WebAssembly compiler update

I’ve posted here a few times before about my project to compile Elm to WebAssembly.

The project consists of two GitHub repos, one for the compiler and one for the core libraries.

None of this is official. I’m not part of the core team and, as far as I know, they have no plans to move to WebAssembly any time soon. This is a hobby project driven by my own curiosity.

Summary of previous posts

In this post, I described the custom Garbage Collector, and the parts of the core libraries I’d ported to Wasm.

In my last post I described the system architecture. The Elm runtime remains in JavaScript because WebAssembly doesn’t have Web APIs yet. The Wasm app talks to the runtime through a JS wrapper. I also showed a demo of a very basic working app. It was “hand compiled” as I didn’t have a working compiler yet.

I’m using C as an intermediate language.

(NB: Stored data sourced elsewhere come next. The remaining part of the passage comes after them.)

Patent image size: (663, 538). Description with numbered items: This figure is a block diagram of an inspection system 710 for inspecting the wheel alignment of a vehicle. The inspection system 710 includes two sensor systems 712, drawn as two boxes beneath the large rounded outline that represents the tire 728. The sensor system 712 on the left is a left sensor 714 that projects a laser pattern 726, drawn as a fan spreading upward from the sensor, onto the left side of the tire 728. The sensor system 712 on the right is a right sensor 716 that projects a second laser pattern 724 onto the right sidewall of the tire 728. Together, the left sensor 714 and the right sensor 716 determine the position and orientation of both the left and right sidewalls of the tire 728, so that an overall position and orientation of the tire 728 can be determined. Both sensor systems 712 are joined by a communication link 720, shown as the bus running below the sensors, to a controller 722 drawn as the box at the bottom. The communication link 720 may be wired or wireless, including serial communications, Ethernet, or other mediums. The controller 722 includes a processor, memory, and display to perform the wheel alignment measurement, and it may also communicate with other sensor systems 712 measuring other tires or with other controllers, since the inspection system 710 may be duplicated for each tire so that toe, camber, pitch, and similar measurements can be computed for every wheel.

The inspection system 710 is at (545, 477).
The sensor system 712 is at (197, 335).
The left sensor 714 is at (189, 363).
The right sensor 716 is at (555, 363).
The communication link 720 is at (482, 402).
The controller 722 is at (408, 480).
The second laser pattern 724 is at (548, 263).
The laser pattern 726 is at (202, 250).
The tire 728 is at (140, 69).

Everyone asks “why not Rust?”! Well, Rust is great for preventing errors in handwritten code but I found it an inappropriate target for automatically generated code. More details here

Latest news

My latest demo is actually fully compiled code!

It’s a WebAssembly port of Evan’s TodoMVC example from a few years ago (here’s his original repo)

Compiler changes

The forked compiler accepts --output elm.c as a command-line option as well as --output elm.js and --output elm.html. Once I have the C file, I use Emscripten to further compile it to WebAssembly. There are a few build steps that I coordinate using GNU make.

I ran into a few challenges with type information. The compiler has several different stages. I only worked on the last stage, code generation, to limit the scope. But all type information has been dropped from the AST by then, and that created some challenges.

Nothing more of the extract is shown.